On the topic of flattened models, here is a final note about performance. Most analytical engines (including SQL Server Analysis Services, hence Power BI and Power Pivot) are highly optimized for star schemas with small dimensions and large fact tables. In the original, normalized model, we used the sales header as a dimension to slice the sales detail. In doing this, however, we used a potentially large table (sales order header) as a dimension. As a rule of thumb, dimensions should contain fewer than 100,000 rows. If they grow larger, you might start to notice some performance degradation.
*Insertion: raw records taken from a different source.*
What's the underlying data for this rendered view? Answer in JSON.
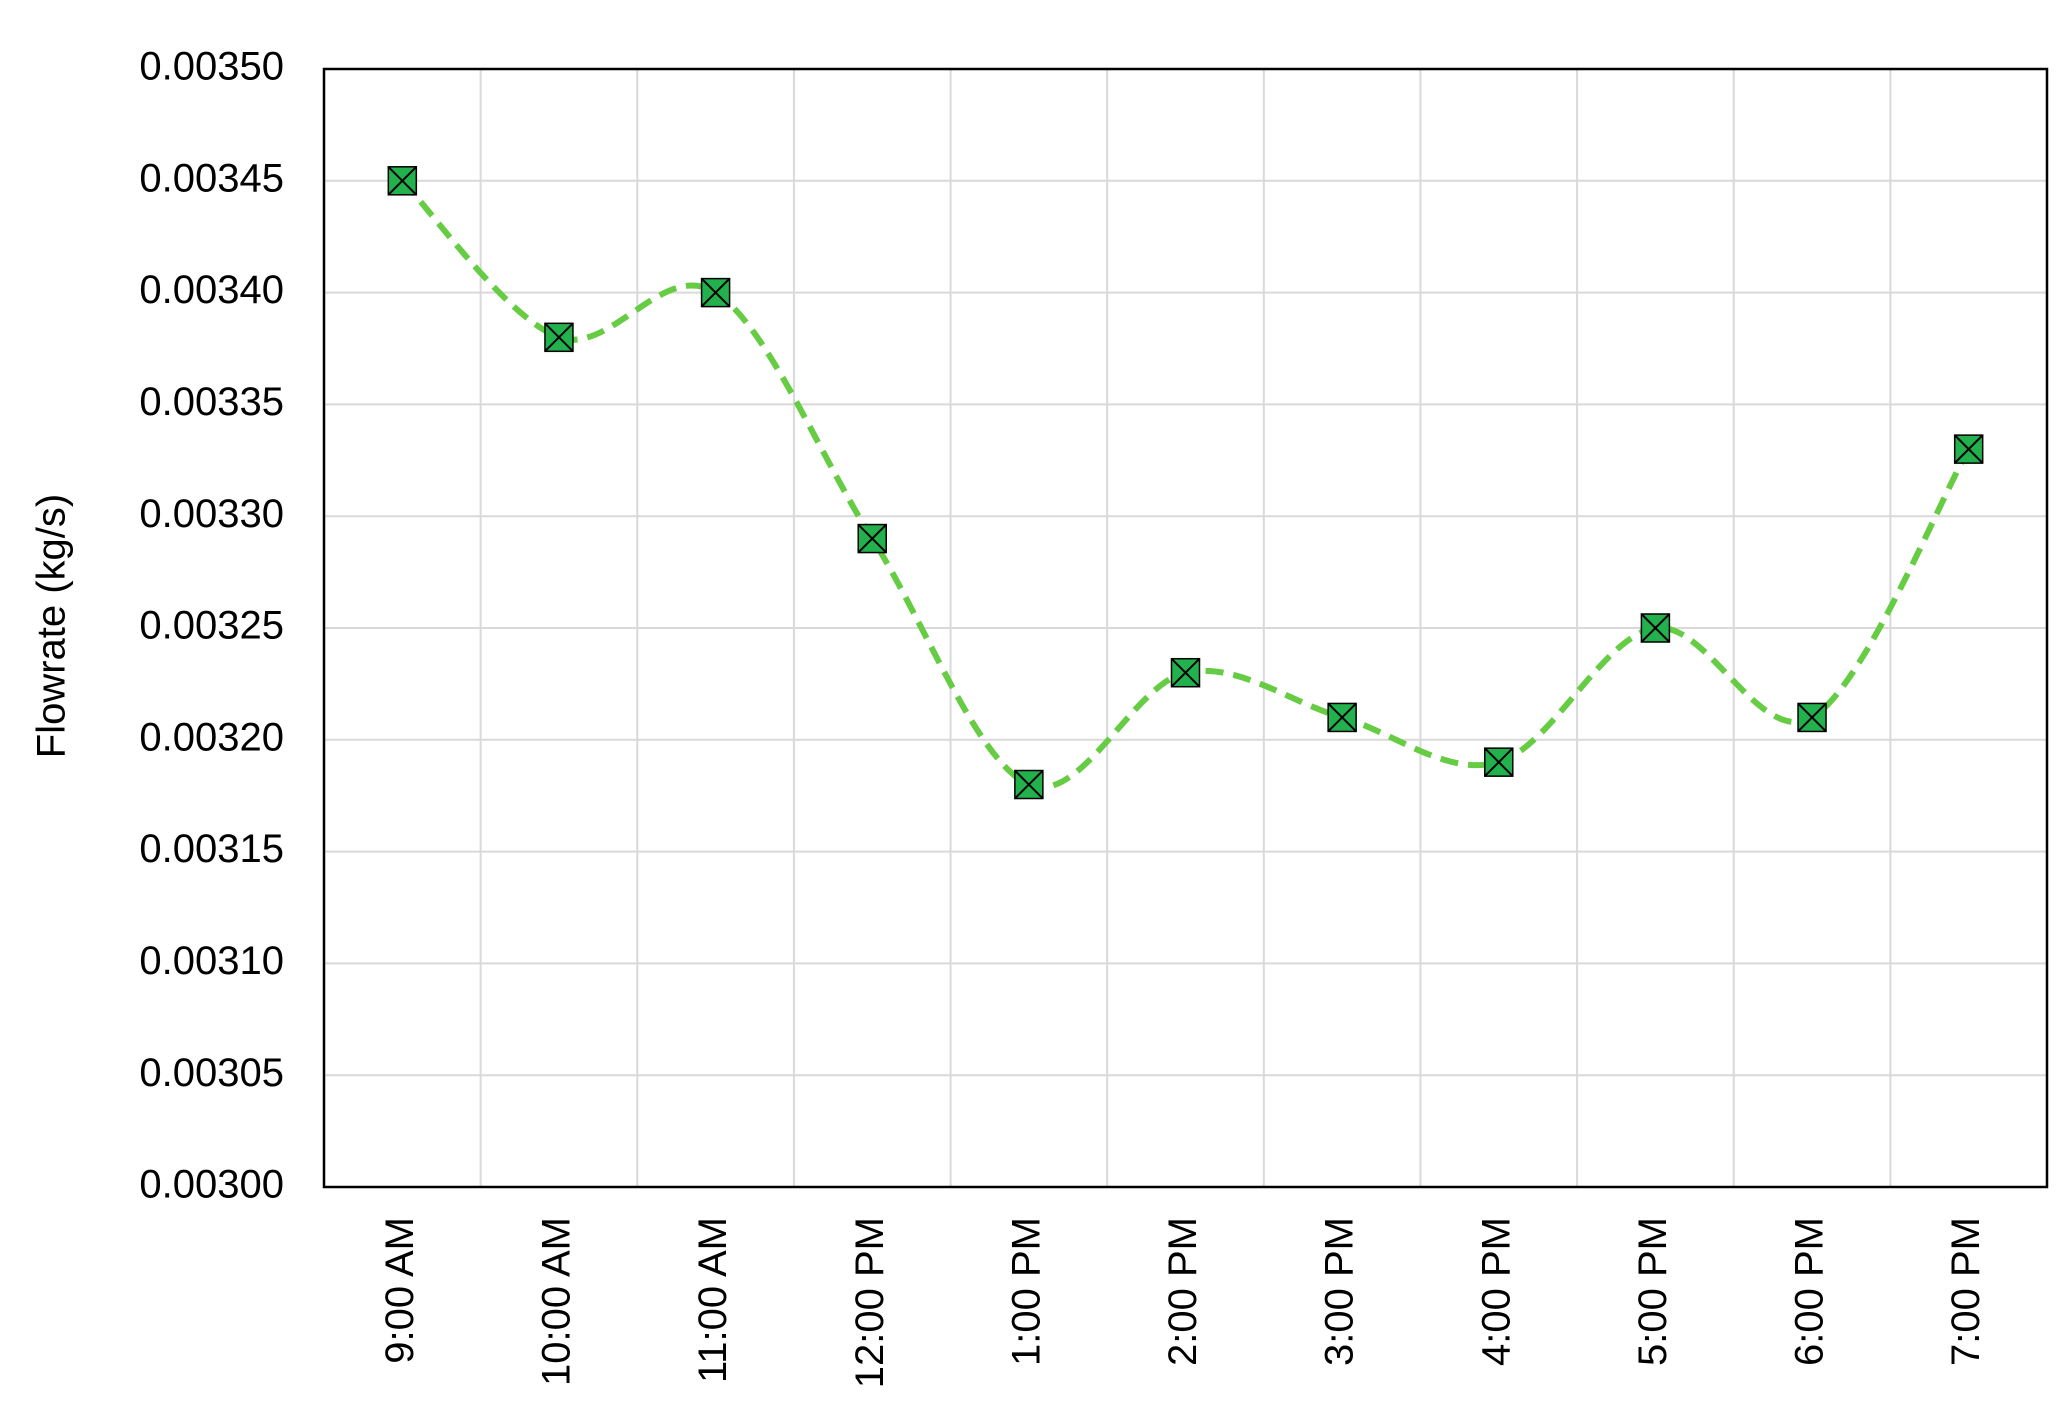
{
  "chart_data": {
    "type": "line",
    "y_label": "Flowrate (kg/s)",
    "categories": [
      "9:00 AM",
      "10:00 AM",
      "11:00 AM",
      "12:00 PM",
      "1:00 PM",
      "2:00 PM",
      "3:00 PM",
      "4:00 PM",
      "5:00 PM",
      "6:00 PM",
      "7:00 PM"
    ],
    "series": [
      {
        "color": "#66cc44",
        "marker_color": "#22b14c",
        "values": [
          0.00345,
          0.00338,
          0.0034,
          0.00329,
          0.00318,
          0.00323,
          0.00321,
          0.00319,
          0.00325,
          0.00321,
          0.00333
        ]
      }
    ],
    "ylim": [
      0.003,
      0.0035
    ],
    "yticks": [
      {
        "value": 0.003,
        "label": "0.00300"
      },
      0.00305,
      {
        "value": 0.0031,
        "label": "0.00310"
      },
      0.00315,
      {
        "value": 0.0032,
        "label": "0.00320"
      },
      0.00325,
      {
        "value": 0.0033,
        "label": "0.00330"
      },
      0.00335,
      {
        "value": 0.0034,
        "label": "0.00340"
      },
      0.00345,
      {
        "value": 0.0035,
        "label": "0.00350"
      }
    ],
    "grid": true,
    "smooth": true,
    "dashed": true
  }
}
Flattening sales headers into their details is a good option to reduce the size of dimensions. Thus, from the performance point of view, flattening is nearly always a good option.

Conclusions

This chapter started looking at different options to build a data model. As you have learned, the same piece of information can be stored in multiple ways by using tables and relationships. The information stored in the model is identical.

The only difference is the number of tables and the kind of relationships that link them. Nevertheless, choosing the wrong model makes the calculation much more complex, which means the numbers will not aggregate in the expected way.

Another useful lesson from this chapter is that granularity matters. The discount as an absolute value could not be aggregated when slicing by dimensions linked to the line order. Once transformed into a percentage, it became possible to compute the line discount, which aggregates nicely over any dimension.